The federal government’s 2023 spending plan will hurt seniors’ access to medical care when physician reimbursement for Medicare drops in 2023.

Meanwhile, physicians will continue receiving incentive payments for value-based care models, but more money would help in the accountable care organization (ACO) movement.

On Monday, the U.S. Senate Committee on Appropriations published the $1.7 trillion 2023 Omnibus Appropriations Bill with money for issues ranging from consumer inflation at home to the war in Ukraine.

On Tuesday, lawmakers unveiled the $1.7 trillion proposed spending package needed to avert a government shutdown by Friday if both chambers can pass the measure this week. 

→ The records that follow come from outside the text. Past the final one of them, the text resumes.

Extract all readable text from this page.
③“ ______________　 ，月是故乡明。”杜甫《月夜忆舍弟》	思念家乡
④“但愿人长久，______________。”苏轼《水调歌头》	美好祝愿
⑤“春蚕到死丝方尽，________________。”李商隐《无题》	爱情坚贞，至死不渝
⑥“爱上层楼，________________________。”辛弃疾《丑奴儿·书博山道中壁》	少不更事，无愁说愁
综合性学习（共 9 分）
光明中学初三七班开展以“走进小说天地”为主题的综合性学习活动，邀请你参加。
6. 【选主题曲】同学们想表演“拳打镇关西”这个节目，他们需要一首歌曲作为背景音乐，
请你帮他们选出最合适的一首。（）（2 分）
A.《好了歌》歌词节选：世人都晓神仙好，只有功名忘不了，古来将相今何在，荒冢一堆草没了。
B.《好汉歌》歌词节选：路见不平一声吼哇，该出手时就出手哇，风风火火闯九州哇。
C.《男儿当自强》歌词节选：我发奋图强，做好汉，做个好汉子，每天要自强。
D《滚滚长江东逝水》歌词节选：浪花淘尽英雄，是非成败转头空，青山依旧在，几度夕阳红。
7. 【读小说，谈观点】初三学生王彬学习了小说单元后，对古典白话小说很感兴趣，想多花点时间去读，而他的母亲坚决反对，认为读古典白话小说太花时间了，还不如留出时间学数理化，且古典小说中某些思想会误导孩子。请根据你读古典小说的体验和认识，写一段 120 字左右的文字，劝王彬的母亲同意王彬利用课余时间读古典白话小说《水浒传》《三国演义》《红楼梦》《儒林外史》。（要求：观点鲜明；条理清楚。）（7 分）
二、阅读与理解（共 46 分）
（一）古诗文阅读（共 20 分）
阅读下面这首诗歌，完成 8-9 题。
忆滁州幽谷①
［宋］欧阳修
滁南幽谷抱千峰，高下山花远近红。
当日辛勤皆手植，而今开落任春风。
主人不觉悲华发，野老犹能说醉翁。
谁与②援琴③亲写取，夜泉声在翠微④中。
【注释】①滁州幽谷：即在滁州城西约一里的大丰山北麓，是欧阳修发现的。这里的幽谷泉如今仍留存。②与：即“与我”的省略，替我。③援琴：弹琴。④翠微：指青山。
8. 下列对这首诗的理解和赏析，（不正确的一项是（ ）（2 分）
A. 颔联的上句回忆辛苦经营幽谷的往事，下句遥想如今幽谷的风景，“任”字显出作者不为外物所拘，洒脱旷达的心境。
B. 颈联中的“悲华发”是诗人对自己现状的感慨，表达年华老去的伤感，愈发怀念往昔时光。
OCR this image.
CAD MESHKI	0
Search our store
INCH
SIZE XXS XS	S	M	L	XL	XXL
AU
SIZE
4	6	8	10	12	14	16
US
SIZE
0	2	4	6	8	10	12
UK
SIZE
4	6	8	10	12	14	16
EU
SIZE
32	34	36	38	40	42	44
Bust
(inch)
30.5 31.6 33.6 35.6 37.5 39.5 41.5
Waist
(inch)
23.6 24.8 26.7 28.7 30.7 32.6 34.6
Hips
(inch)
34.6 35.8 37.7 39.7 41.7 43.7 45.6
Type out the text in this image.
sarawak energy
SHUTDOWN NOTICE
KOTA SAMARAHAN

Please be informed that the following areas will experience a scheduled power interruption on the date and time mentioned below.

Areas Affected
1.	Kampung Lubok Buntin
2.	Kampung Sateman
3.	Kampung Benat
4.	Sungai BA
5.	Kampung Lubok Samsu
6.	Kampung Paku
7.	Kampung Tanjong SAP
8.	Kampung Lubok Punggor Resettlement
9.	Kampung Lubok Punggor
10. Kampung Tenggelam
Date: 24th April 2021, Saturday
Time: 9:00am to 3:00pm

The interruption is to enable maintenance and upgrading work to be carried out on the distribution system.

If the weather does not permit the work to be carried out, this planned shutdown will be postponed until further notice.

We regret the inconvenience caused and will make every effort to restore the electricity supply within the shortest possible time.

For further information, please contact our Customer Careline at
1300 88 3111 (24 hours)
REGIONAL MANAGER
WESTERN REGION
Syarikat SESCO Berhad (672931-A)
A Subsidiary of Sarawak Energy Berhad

According to reports, in the package Congressional leaders reduced the Medicare payment cuts to 2%, less than the 4.5% cuts expected in the Medicare Physician Fee Schedule payments in 2023 even though groups have urged congress to avoid cuts altogether, citing the ongoing financial challenges providers are facing because of the pandemic.

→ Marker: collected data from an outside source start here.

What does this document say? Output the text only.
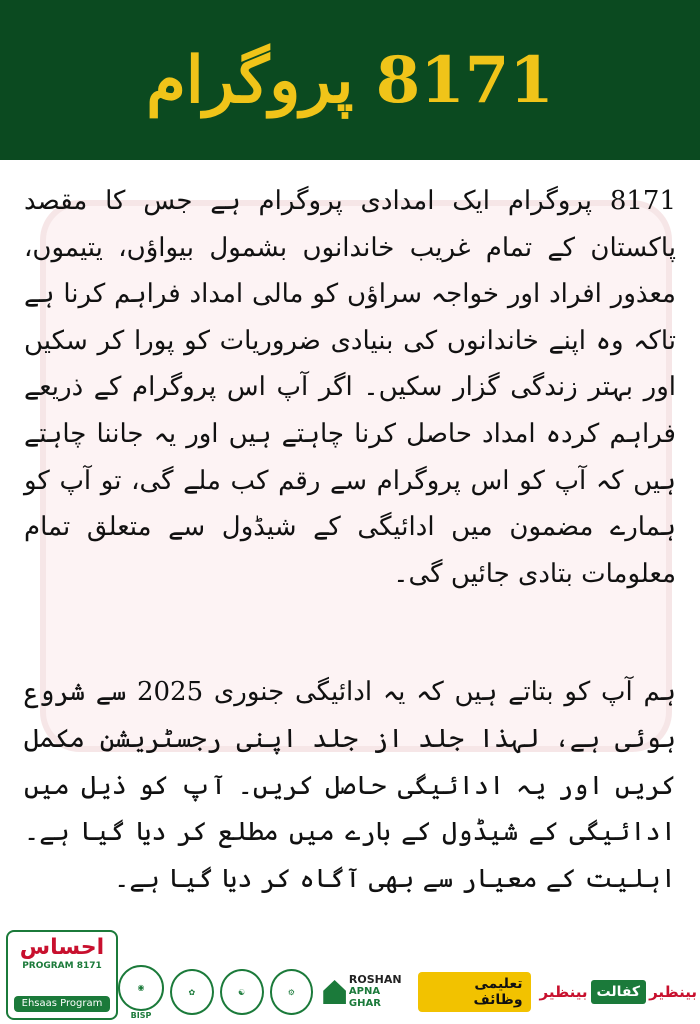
8171 پروگرام

8171 پروگرام ایک امدادی پروگرام ہے جس کا مقصد پاکستان کے تمام غریب خاندانوں بشمول بیواؤں، یتیموں، معذور افراد اور خواجہ سراؤں کو مالی امداد فراہم کرنا ہے تاکہ وہ اپنے خاندانوں کی بنیادی ضروریات کو پورا کر سکیں اور بہتر زندگی گزار سکیں۔ اگر آپ اس پروگرام کے ذریعے فراہم کردہ امداد حاصل کرنا چاہتے ہیں اور یہ جاننا چاہتے ہیں کہ آپ کو اس پروگرام سے رقم کب ملے گی، تو آپ کو ہمارے مضمون میں ادائیگی کے شیڈول سے متعلق تمام معلومات بتادی جائیں گی۔

ہم آپ کو بتاتے ہیں کہ یہ ادائیگی جنوری 2025 سے شروع ہوئی ہے، لہذا جلد از جلد اپنی رجسٹریشن مکمل کریں اور یہ ادائیگی حاصل کریں۔ آپ کو ذیل میں ادائیگی کے شیڈول کے بارے میں مطلع کر دیا گیا ہے۔ اہلیت کے معیار سے بھی آگاہ کر دیا گیا ہے۔

احساس
PROGRAM 8171
Ehsaas Program
◉
BISP
✿	☯	⚙
ROSHAN
APNA GHAR
تعلیمی وظائف	بینظیر
کفالت
بینظیر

The package seeks to stave off about half of the expected reductions to Medicare reimbursement for physician services over the next two years. Physicians will face a 2 percent cut in the new year and a 3.5 percent cut in 2024.

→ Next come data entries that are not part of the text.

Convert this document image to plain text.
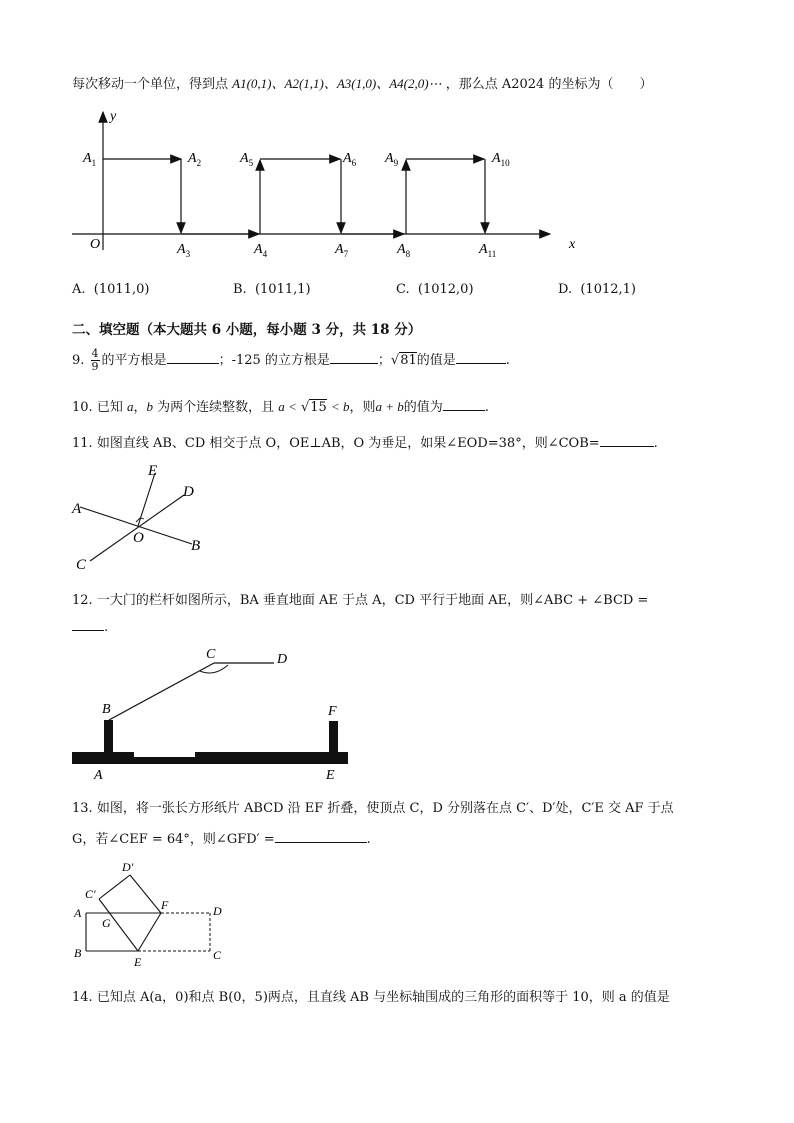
每次移动一个单位，得到点 A1(0,1)、A2(1,1)、A3(1,0)、A4(2,0)⋯ ，那么点 A2024 的坐标为（　　）
x
y
O
$A_1$	$A_2$
$A_3$	$A_4$
$A_5$	$A_6$
$A_7$	$A_8$
$A_9$	$A_{10}$
$A_{11}$
A. (1011,0)	B. (1011,1)	C. (1012,0)	D. (1012,1)
二、填空题（本大题共 6 小题，每小题 3 分，共 18 分）
9. $\frac{4}{9}$ 的平方根是	；-125 的立方根是	；√81的值是	.
10. 已知 a，b 为两个连续整数，且 a < √15 < b，则a + b的值为	.
11. 如图直线 AB、CD 相交于点 O，OE⊥AB，O 为垂足，如果∠EOD=38°，则∠COB=	.
A
B
C
D
E
O
12. 一大门的栏杆如图所示，BA 垂直地面 AE 于点 A，CD 平行于地面 AE，则∠ABC + ∠BCD =
.
B
C	D
F
A	E
13. 如图，将一张长方形纸片 ABCD 沿 EF 折叠，使顶点 C，D 分别落在点 C′、D′处，C′E 交 AF 于点
G，若∠CEF = 64°，则∠GFD′ =	.
A
B	C
D
E
F
G
C′
D′
14. 已知点 A(a，0)和点 B(0，5)两点，且直线 AB 与坐标轴围成的三角形的面积等于 10，则 a 的值是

The spending plan has some highlights. A statement from Committee Chairman Sen. Patrick Leahy, D-Vermont, included some health care and research programs among its highlights:

  • $47.5 billion for the National Institutes of Health
  • $9.2 billion for the U.S. Centers for Disease Control and Prevention
  • $1.5 billion for the Advanced Research Projects Agency for Health (ARPA-H) fight against cancer
  • $950 million for the Biomedical Advanced Research and Development Authority to bolster national health security

Medicare was not included on that highlight list, even though for weeks the Medicare Physician Fee Schedule has been target for health care organizations calling on Congress to take action to avoid reimbursement cuts for physicians, including ophthalmologists.

More than 100 House members penned a bipartisan letter to President Joe Biden and House and Senate leadership, urging swift action to head off looming Medicare cuts.

“We have heard from provider organizations that if these additional Medicare cuts are not prevented, medical groups and integrated systems of care would be forced to eliminate services, furlough staff, implement hiring freezes, and delay population health initiatives,” the lawmakers wrote.